La revisitation de la philosophie de Leibniz se perçoit facilement chez Blondel à partir de l'intérêt qu'il attachera à la correspondance de Leibniz avec le Père Des Bosses dès 1879 alors qu'il était encore élève de philosophie à Dijon69(*). Cet intérêt se développera dans sa thèse complémentaire sur Le Vinculum leibnizien70(*) et conforté par l'énigme de 193071(*). Il est remarquable de souligner que Leibniz a joué un rôle déterminant pour notre auteur. Le rôle de médiateur entre les philosophies d'Aristote et de Kant.

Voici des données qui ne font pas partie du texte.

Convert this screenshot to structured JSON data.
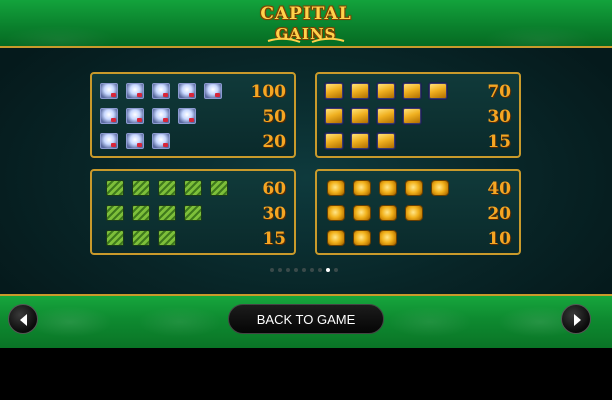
{
  "logo": {
    "line1": "CAPITAL",
    "line2": "GAINS"
  },
  "paytable": [
    {
      "symbol": "diamond-icon",
      "rows": [
        {
          "count": 5,
          "payout": "100"
        },
        {
          "count": 4,
          "payout": "50"
        },
        {
          "count": 3,
          "payout": "20"
        }
      ]
    },
    {
      "symbol": "gold-bars-icon",
      "rows": [
        {
          "count": 5,
          "payout": "70"
        },
        {
          "count": 4,
          "payout": "30"
        },
        {
          "count": 3,
          "payout": "15"
        }
      ]
    },
    {
      "symbol": "cash-stack-icon",
      "rows": [
        {
          "count": 5,
          "payout": "60"
        },
        {
          "count": 4,
          "payout": "30"
        },
        {
          "count": 3,
          "payout": "15"
        }
      ]
    },
    {
      "symbol": "gold-coins-icon",
      "rows": [
        {
          "count": 5,
          "payout": "40"
        },
        {
          "count": 4,
          "payout": "20"
        },
        {
          "count": 3,
          "payout": "10"
        }
      ]
    }
  ],
  "pagination": {
    "total": 9,
    "current": 8
  },
  "footer": {
    "back_label": "BACK TO GAME"
  },
  "colors": {
    "gold": "#c99a2b",
    "payout": "#f5a623",
    "green": "#0e8a30"
  }
}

En fait, l'hypothèse du vinculum apparaît chez Leibniz, en 1712, dans sa correspondance avec le Père Des Bosses, pour répondre aux difficultés soulevées par la question de la transsubstantiation72(*). De fait, on sait que dans le système classique de Leibniz la réalité qui fonde les apparences consiste tout entière dans la monade qui ne change pas. Il faudrait alors trouver un lien substantiel qui constituerait l'unité organique d'un être vivant, substance composée qui dépasse la multiplicité des monades. Aussi, Leibniz pose-t-il l'hypothèse du Vinculum :

« Si la substance corporelle est quelque chose en dehors des monades, comme il est constant que la ligne est quelque chose en dehors des points, il faudra dire qu'elle consiste en une union, ou plutôt en quelque chose de réel qui unifie et que Dieu ajoute aux monades ».73(*)

Comme on le voit, Leibniz pose le problème en terme d'hypothèse. Elle consisterait donc en une sorte de lien réel compris entre les monades et les phénomènes. À cette étape, la substance composée serait naturellement périssable, et comme telle, ne serait pas différente du corps organique. Et pour y arriver à fonder hypothétiquement l'existence des substances corporelles, Leibniz recourt à l'alternative suivante :

« Ou les corps sont de simples phénomènes et par conséquent l'étendue aussi ne sera qu'un phénomène, et seules les monades seront réelles ; mais l'union sera remplacée dans les phénomènes par l'opération de l'âme qui perçoit; ou bien si la vraissemblance nous pousse à admettre des substances corporelles, cette substance là consiste en cette réalité qui ajoute quelque chose (pourtant substantiel) quoi qu'en flux à ce qui doit être uni. »74(*)

Ce "quelque chose" sera nommé par Leibniz, le Vinculum substantiale. Donc si le fondement des phénomènes était dans les monades au départ, il montre ici que la réalité des corps doit participer d'un lien substantiel. Le but qu'il souhaiterait atteindre est de montrer que si le corps est une substance, il faudrait alors un lien réel pour réaliser les phénomènes.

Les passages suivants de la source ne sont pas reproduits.